En cuanto a la publicación proactiva de información, diferenciada por tres ámbitos (institucional; de relevancia jurídica; y económica, presupuestaria y estadística) también hay importantes diferencias. Por ejemplo, la Casa de su Majestad el Rey, el Congreso de los Diputados, el Senado, el Tribunal Constitucional y el Consejo General del Poder Judicial, entre otras, están obligadas a publicar información institucional relacionada con sus funciones, organigramas y responsables, pero no sobre planes y programas anuales, objetivos concretos, actividades, medios y tiempo previsto para su consecución. Tampoco están obligadas a publicar información de relevancia jurídica, ni información sobre los bienes inmuebles de su propiedad.

La ley también permite que se produzca una situación denominada “silencio administrativo negativo”, es decir, que si el organismo al que se le ha solicitado la información no responde, la solicitud queda denegada sin obligar a dicho organismo a que al menos responda y detalle los motivos por los cuales no puede facilitar esa información. Que las denegaciones sean debidamente motivadas es un aspecto fundamental del derecho de acceso a la información, y la situación concretamente en España es grave debido a que aproximadamente la mitad de las solicitudes no son respondidas y, por tanto, esto es uno de los obstáculos más grandes para que la ley sea verdaderamente efectiva.

 

Leyes de transparencia a nivel autonómico

A pesar de que hasta 2013 a nivel nacional en España no había ninguna ley que regulase específicamente asuntos relativos a la transparencia en las instituciones, a nivel autonómico sí que se venían desarrollando este tipo de legislaciones. La Comunidad Autónoma pionera en este ámbito es Galicia, que en el año 2006 ya implantó la ‘Ley 4/2006, de 30 de junio, de transparencia y buenas prácticas en la Administración pública gallega’. Las otras tres CC.AA que se anticiparon al Estado en este tipo de legislación son: Baleares (2011), Navarra (2012) y Extremadura (2013).
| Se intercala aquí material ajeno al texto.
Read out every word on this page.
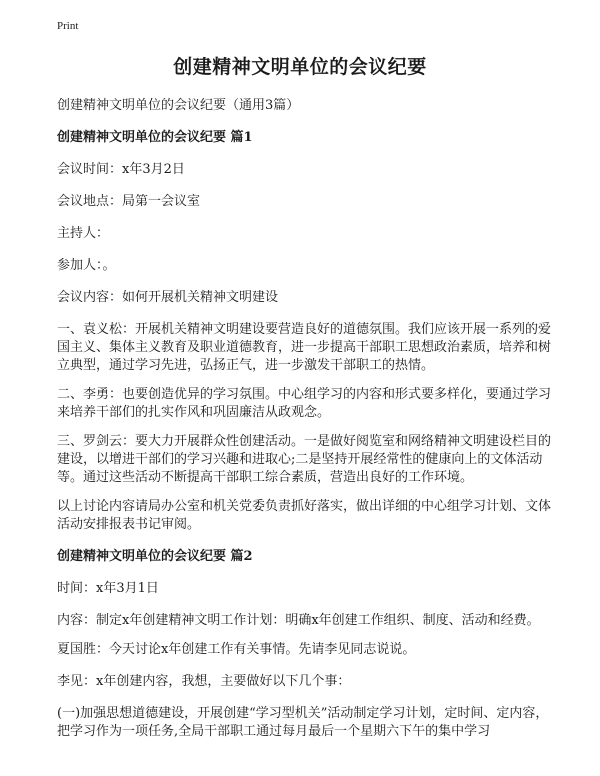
Print
创建精神文明单位的会议纪要

创建精神文明单位的会议纪要（通用3篇）

创建精神文明单位的会议纪要 篇1

会议时间：x年3月2日

会议地点：局第一会议室

主持人：

参加人：。

会议内容：如何开展机关精神文明建设

一、袁义松：开展机关精神文明建设要营造良好的道德氛围。我们应该开展一系列的爱国主义、集体主义教育及职业道德教育，进一步提高干部职工思想政治素质，培养和树立典型，通过学习先进，弘扬正气，进一步激发干部职工的热情。

二、李勇：也要创造优异的学习氛围。中心组学习的内容和形式要多样化，要通过学习来培养干部们的扎实作风和巩固廉洁从政观念。

三、罗剑云：要大力开展群众性创建活动。一是做好阅览室和网络精神文明建设栏目的建设，以增进干部们的学习兴趣和进取心;二是坚持开展经常性的健康向上的文体活动等。通过这些活动不断提高干部职工综合素质，营造出良好的工作环境。

以上讨论内容请局办公室和机关党委负责抓好落实，做出详细的中心组学习计划、文体活动安排报表书记审阅。

创建精神文明单位的会议纪要 篇2

时间：x年3月1日

内容：制定x年创建精神文明工作计划：明确x年创建工作组织、制度、活动和经费。

夏国胜：今天讨论x年创建工作有关事情。先请李见同志说说。

李见：x年创建内容，我想，主要做好以下几个事：

(一)加强思想道德建设，开展创建“学习型机关”活动制定学习计划，定时间、定内容，把学习作为一项任务,全局干部职工通过每月最后一个星期六下午的集中学习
Sin embargo, claramente fue tras la aprobación de la Ley 19/2013 cuando la mayoría de las autonomías se decidieron a emprender el proceso de regulación en esta materia. En vista de que la ley les daba un plazo de dos años para ordenar y presentar la información pública requerida por dicha ley el mapa autonómico del Estado español se fue completando. Andalucía, La Rioja, Murcia, Canarias, Cataluña, Aragón, Castilla y León, Comunidad Valenciana, Castilla-La Mancha ya cuentan con leyes de estas características. En lo que respecta a las autonomías que faltan, País Vasco, Asturias, Cantabria, Comunidad de Madrid tienen estas regulaciones en fase de proyecto de ley. En cuanto a las Ciudades Autonómas, Melilla cuenta con el Reglamento de Transparencia y Acceso a la Información Pública, y Ceuta aún no ha desarrollado ningún tipo de legislación en este sentido.